Freedom(TM)

Just finished Daniel Suarez’s Freedom(TM), the sequel to Daemon, which I reviewed here. The story picks up right where Daemon ended, but this book is more of a political story than a gaming and technology story. Like Daemon, this is a fast-paced story and has enough realistic twists to keep you thinking, but as in Daemon there is not a lot of character development. That’s OK. It is still a great story, and I recommend it without qualification. I’ll talk more about the storyline below, and there may be a few plot spoilers, so if you have not read Freedom(TM) you might want to stop here.

In this second book in the series, the Daemon gradually transitions from a malicious force of evil to an apparent force for good as the real bad guys emerge – government contractors! Hey, I have seen enough examples of bad government contractors to know they can be frustrating, but the frustration is usually caused by their ineptness and not their all-powerful competence that puts them in the position of being the real government power.

As Freedom(TM) progresses, the contractors have elevated themselves to positions of power and elected officials and government employees are made irrelevant. I guess that is the reason for the trademark symbol in the title. The major struggle in this story is between the government contractors and the Daemon, which is trying to organize people into small, self-sufficient communities. The idea is these independent communities make society as a whole less vulnerable to a large-scale collapse that can happen when we all depend on large corporations, large government, and large organizations of any type. It’s kind of like An Army of Davids, but it is all being manipulated behind the scenes by a computer program.

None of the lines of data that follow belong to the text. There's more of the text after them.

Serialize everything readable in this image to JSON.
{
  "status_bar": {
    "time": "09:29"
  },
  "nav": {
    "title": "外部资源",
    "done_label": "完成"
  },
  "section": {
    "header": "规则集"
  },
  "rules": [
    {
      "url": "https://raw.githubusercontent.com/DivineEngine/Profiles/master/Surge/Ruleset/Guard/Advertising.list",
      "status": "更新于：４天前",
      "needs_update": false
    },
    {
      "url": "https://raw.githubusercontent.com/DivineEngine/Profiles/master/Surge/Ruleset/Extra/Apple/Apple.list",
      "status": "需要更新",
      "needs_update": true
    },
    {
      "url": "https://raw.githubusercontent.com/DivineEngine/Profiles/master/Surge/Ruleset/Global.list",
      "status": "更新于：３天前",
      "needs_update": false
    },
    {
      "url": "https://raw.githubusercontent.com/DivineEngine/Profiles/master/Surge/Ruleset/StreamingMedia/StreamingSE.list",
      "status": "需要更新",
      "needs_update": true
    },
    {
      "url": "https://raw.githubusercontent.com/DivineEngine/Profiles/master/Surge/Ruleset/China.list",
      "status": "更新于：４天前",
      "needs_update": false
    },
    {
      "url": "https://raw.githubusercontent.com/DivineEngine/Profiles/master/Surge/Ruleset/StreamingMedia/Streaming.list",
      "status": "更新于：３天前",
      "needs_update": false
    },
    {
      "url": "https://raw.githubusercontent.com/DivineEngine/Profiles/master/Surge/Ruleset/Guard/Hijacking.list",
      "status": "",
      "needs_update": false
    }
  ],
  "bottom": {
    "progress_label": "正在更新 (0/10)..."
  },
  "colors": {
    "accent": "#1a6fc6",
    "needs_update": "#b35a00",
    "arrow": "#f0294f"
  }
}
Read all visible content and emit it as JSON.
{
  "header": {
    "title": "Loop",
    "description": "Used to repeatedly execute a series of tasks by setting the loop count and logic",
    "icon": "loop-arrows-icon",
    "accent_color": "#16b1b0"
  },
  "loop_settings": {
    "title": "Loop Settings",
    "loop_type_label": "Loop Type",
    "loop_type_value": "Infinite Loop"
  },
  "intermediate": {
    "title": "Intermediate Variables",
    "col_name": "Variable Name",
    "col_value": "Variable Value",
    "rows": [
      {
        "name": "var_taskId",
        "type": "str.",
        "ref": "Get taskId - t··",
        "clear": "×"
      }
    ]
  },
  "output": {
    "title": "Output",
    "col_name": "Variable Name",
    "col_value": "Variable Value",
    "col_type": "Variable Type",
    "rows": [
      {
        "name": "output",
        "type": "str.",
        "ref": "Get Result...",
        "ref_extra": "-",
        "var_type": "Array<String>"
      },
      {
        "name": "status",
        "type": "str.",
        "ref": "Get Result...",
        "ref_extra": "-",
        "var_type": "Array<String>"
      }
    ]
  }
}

For me that is the unsettling part of the story. Self-sufficiency is great, but how independent are people when they are being manipulated by a computer program. The downside to large companies and large government is the people at the top have to make decisions that affect the entire organization, but it is impossible for them to understand all the information they need to make good decisions. Here large government and large companies are being replaced with a large computer program, and I think the Daemon would have all the same problems a large organization would have.

The story ends before we get a chance to see how successful (or not) this type of society would be. I hope Suarez is writing a third book in the series that picks up where Freedom(TM) ends. He has a good imagination, and I would like to see where he would take that.